As states look for additional revenue streams, Internet gambling is also being considered as another way to bring in more money to government coffers. Federal authorities have historically interpreted the 1961 Wire Act to prohibit wagering over telecommunications systems. However, a 2011 ruling by the Department of Justice (DOJ) said the prohibition applies only to sports bets and gave states wide latitude to regulate Internet gambling within their borders. The ruling opens the possibility that an Internet gambling industry could emerge within states.
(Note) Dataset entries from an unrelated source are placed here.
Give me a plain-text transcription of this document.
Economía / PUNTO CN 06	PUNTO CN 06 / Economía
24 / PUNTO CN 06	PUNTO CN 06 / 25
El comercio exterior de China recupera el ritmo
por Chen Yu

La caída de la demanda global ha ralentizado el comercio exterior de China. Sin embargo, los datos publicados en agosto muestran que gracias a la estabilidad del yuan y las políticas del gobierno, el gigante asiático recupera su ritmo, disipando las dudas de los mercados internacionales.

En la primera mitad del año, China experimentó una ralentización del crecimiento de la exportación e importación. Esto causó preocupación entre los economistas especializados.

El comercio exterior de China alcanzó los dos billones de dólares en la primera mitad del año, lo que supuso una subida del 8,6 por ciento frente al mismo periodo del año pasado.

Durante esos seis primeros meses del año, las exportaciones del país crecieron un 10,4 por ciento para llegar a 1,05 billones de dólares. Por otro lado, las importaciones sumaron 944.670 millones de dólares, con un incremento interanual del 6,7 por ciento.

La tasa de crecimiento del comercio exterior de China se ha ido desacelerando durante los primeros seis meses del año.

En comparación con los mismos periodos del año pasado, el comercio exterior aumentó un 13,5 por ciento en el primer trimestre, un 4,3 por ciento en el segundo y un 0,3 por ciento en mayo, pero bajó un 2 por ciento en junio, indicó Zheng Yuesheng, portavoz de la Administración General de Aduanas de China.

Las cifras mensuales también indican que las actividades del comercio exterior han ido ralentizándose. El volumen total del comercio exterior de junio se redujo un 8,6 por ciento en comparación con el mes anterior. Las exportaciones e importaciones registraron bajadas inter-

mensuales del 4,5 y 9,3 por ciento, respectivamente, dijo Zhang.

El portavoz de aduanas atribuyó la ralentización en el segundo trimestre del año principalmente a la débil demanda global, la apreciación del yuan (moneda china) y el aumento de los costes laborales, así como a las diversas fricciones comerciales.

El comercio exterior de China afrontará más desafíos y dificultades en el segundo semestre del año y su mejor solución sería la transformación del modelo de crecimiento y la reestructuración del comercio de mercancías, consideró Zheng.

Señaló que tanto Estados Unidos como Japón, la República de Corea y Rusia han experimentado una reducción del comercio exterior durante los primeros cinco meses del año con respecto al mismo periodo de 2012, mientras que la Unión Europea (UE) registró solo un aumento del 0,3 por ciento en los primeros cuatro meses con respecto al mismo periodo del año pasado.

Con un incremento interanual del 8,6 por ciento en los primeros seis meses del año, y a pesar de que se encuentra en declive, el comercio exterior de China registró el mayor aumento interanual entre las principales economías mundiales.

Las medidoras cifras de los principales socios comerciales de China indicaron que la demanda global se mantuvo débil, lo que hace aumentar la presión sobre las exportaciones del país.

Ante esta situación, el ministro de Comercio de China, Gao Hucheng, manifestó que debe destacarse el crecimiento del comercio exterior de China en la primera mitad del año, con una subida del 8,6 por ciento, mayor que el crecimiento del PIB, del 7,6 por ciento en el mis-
In the wake of the DOJ ruling, some states are easing into Internet gambling. New York and Maryland, for example, plan to sell lottery tickets online as a first step. Nevada has now authorized online poker. This past June, however, Delaware became the first state to pass legislation that offers residents a wide range of Internet gambling services, including blackjack, poker and slot games. According to the Wall Street Journal, Delaware officials estimate that internet gambling could bring $3.75 million in the first half of 2013—when the law would take affect.
Internet gambling has generally met stiff resistance from a coalition of lawmakers, convenience store owners, casinos and anti-addiction advocates. Among other things, the difficulty of regulating an Internet gambling industry across state borders as well as the potential social consequences have thwarted gambling interest intent on making Internet gambling a viable and widely accepted industry.
Proponents of Internet gambling believe Delaware’s bold legislation could provide the needed momentum to get an Internet gambling industry off the ground.